Even on a grey, desultory day with a fine rain misting down, you will find a line outside Breadfolks on Warren Street in Hudson. Among the Victorian brick houses and rampant gentrification (this is a small town with a scatter-cushion glut) there is a bakery that sells food driven in purpose by a singular determination: to be world class.
The man behind the rows of handsome baguettes, crusty sourdough loaves, and billowy croissants is Norman Jean Roy, who is turning his hand to baking after a career creating exceptional photographs of A-listers that include Johnny Depp, Gisele Bündchen, and George Clooney. “I love the experience,” he says with baking-wonk enthusiasm. “Every day I am responding to tiny changes—the temperature, the humidity, the barometric pressure. I get to experiment all the time.”
The products are so easy on the eye they make ideal Instagram fodder—particularly the Cruffins, coils of golden croissant dough stuffed with lush, thick, intensely flavored custards that ooze out after one bite. One hallmark of his dough is the level of crazy-ass lamination (flaky, risen, layers of dough) he achieves. And he does this (as with all the baked goods they sell) with a moody sourdough starter, instead of predictable commercial yeast.

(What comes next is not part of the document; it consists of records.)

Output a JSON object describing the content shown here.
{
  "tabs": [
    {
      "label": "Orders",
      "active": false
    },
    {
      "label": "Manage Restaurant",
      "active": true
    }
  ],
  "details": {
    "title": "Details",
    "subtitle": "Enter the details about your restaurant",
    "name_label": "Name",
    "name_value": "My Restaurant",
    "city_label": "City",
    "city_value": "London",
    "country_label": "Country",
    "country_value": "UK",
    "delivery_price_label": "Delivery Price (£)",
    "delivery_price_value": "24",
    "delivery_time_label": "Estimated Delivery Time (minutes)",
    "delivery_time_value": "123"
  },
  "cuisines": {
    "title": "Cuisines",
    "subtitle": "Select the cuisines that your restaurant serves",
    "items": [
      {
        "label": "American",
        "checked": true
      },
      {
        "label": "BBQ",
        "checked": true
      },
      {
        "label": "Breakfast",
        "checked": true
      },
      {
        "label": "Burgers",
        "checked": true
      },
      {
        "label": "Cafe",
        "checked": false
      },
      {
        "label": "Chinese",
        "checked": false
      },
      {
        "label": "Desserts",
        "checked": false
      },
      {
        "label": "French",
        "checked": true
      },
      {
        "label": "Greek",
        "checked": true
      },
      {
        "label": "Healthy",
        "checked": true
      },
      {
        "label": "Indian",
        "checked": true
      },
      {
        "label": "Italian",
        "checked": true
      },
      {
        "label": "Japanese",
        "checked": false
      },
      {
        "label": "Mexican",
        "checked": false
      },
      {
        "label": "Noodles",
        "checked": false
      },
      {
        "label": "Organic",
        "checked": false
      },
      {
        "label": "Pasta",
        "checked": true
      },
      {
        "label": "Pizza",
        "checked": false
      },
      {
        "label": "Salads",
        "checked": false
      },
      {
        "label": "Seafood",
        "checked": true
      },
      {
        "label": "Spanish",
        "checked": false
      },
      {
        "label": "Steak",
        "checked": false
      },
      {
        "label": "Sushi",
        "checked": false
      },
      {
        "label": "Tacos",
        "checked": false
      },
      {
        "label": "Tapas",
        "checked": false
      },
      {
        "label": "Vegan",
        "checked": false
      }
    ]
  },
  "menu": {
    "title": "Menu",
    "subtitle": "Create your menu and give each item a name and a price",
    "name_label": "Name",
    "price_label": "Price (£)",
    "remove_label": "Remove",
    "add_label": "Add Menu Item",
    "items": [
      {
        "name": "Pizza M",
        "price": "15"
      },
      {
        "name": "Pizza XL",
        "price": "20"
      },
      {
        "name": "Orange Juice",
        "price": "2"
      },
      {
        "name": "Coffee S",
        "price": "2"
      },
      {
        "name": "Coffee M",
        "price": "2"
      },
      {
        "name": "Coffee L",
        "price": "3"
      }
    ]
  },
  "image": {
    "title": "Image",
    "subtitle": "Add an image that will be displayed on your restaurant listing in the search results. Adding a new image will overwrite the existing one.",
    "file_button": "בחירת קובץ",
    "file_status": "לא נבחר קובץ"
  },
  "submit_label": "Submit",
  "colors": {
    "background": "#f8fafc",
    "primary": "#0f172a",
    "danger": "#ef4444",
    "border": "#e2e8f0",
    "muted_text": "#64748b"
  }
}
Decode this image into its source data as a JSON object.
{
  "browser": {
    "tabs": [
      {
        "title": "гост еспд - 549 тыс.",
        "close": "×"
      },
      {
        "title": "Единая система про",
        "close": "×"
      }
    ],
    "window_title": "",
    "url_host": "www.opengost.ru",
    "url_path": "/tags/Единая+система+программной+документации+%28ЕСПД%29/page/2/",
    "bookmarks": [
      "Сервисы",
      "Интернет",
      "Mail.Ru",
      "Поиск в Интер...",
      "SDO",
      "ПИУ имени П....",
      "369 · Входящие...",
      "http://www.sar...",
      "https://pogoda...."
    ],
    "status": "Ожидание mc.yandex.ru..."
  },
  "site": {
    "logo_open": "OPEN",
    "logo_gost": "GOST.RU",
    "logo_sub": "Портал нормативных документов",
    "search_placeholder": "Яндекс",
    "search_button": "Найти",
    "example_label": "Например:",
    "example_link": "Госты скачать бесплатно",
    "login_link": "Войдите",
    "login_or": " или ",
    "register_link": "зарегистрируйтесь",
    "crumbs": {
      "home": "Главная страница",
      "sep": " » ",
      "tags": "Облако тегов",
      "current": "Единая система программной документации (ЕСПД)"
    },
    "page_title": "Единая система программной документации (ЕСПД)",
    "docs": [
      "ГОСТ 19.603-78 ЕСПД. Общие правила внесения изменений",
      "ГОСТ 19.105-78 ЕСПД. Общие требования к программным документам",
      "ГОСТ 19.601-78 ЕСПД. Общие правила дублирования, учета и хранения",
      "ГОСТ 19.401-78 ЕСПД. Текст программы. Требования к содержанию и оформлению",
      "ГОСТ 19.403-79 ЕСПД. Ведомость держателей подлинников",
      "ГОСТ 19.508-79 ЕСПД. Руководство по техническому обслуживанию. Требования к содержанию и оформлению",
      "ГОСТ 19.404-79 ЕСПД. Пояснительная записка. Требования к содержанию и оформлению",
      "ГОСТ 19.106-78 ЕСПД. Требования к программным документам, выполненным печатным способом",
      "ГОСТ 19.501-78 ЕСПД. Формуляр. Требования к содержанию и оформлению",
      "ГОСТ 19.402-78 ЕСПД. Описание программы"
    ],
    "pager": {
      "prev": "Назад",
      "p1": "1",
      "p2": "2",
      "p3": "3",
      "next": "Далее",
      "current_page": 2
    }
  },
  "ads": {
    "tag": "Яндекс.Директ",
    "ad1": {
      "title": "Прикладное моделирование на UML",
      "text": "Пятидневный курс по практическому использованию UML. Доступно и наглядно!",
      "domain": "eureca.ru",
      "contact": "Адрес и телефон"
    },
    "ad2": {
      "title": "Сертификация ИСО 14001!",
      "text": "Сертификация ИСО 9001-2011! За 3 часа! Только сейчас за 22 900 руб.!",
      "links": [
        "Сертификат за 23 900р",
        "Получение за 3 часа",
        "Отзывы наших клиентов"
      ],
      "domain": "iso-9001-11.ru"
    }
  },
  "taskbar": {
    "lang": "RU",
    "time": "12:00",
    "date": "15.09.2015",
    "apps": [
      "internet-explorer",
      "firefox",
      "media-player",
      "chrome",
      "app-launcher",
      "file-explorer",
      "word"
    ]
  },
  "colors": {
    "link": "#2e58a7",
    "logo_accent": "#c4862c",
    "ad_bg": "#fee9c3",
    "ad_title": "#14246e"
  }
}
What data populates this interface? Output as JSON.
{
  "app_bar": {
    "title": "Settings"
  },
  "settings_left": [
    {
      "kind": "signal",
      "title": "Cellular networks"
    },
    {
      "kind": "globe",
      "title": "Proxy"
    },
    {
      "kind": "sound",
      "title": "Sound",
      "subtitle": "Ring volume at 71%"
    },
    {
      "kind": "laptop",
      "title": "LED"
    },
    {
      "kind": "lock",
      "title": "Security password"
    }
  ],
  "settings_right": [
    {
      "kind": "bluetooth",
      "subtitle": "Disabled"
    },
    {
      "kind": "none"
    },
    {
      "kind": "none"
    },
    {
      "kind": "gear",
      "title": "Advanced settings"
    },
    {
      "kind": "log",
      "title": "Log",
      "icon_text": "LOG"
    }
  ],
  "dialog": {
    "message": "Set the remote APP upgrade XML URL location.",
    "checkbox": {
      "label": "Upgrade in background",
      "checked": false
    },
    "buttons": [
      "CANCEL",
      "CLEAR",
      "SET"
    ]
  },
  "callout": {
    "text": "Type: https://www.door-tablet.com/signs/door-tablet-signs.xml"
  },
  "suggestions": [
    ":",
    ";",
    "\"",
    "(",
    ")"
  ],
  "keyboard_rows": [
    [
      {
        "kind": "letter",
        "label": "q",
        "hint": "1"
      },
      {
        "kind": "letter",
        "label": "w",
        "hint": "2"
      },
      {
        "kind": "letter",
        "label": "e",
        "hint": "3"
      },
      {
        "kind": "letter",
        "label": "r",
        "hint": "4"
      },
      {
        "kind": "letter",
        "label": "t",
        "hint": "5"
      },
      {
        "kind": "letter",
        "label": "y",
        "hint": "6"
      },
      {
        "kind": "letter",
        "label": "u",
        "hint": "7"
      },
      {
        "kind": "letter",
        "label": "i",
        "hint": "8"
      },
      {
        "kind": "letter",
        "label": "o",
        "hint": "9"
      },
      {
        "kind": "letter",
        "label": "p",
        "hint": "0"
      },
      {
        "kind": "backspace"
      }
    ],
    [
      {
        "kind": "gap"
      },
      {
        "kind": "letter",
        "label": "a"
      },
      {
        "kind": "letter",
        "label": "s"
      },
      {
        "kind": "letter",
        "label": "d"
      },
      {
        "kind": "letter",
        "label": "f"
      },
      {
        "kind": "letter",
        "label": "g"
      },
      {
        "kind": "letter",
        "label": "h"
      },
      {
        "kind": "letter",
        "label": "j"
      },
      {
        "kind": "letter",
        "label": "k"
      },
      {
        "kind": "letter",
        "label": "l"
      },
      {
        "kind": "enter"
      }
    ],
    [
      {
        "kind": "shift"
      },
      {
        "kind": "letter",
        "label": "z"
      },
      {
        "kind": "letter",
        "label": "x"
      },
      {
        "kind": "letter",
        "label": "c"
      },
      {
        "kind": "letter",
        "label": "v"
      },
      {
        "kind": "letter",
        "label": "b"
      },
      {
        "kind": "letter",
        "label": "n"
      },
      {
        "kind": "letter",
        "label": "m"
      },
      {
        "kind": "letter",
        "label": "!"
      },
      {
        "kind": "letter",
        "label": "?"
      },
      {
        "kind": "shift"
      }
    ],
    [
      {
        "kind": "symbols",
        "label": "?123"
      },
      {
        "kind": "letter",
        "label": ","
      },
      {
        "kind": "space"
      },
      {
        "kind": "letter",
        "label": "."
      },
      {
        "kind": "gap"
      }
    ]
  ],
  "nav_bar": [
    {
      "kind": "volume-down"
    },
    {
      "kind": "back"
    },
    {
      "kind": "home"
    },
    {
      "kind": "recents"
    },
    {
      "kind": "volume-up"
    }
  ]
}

“It’s all about paying attention to the details and tinkering with ratios,” he says, voice almost shrugging, like it’s no big deal when most bakers know that getting a decent rise with a rich, buttery dough is a challenge. He adds with a laugh, “Here at Breadfolks, we are at the far reaches of how much butter we can add to our dough,” noting with pride “We like to push it—I mean, we really like butter.”
While his life now looks very different from his glamorous past, he sees a connection between his two career choices. “I’m not necessarily someone who’s interested in knowing exactly how to do something,” he explains. “It’s more about manipulating whatever medium I’m working in, whether it’s photography or bread dough. I like the chemistry.” With the advent of digital, photography became increasingly idiot-proof; Roy admits that, for him, that predictability made the medium less intriguing.
Yet it was a far more important and painful life event that he credits for his profound shift in gears. Roy’s father died nine years ago and during regular visits to see him in the hospice, a major reassessment of his life occurred. He read the book The Top Five Regrets of the Dying and what struck him, he says, was one regret in particular: “I wish I had lived a life true to myself, instead of the life others expected of me.”
This helped to push years of discussions with his wife into building a new reality. “Once we decided to move away from a life focused on accumulating wealth, we got rid of any sort of luxury—expensive watches, suits, leather bags. We gave them all away.” He continues, voice clear and strong, “I never really needed them. Life? It’s about experiences and meaning.”
Not that the shift has been easy. They launched the business three months into lockdown and then had to shut it briefly—his restaurant space remains closed. “People were scared and apprehensive. Nobody knew how to navigate this.” And yet, he says, eventually a bad situation ended up having upsides. “The fact that everybody and their mother decided that they were bakers … actually helped,” he says dryly, “because people realized how incredibly difficult it is to make a really great loaf of bread. They developed a deep appreciation for the work.” He continues, “In a sense, what many people figured out is ‘Yeah, in a way it’s very easy to make bread, and yet … it’s very hard.’”
Roy himself was a quick study with baking: He started playing around with sourdough in earnest about six months before he took a summer class at the San Francisco Baking Institute. He came out of confident in what he would do next. “I always know exactly what I want to make, what I want it to taste like, what I want it to feel like.” And the work of baking offers a connectedness that was lacking before: “There’s a real paying attention to the details; your fingers tell you what the dough requires, what needs to happen. It’s an incredibly pleasing process if you can give yourself up to it.”
He hopes his customers follow his lead. “If you’re here because of what the Cruffin looks like on your social media feed, honestly, you’re not getting it,” he says with just a touch of exasperation. “It’s about how you feel biting into it. That transcendental moment where it stops being a product and becomes an experience.”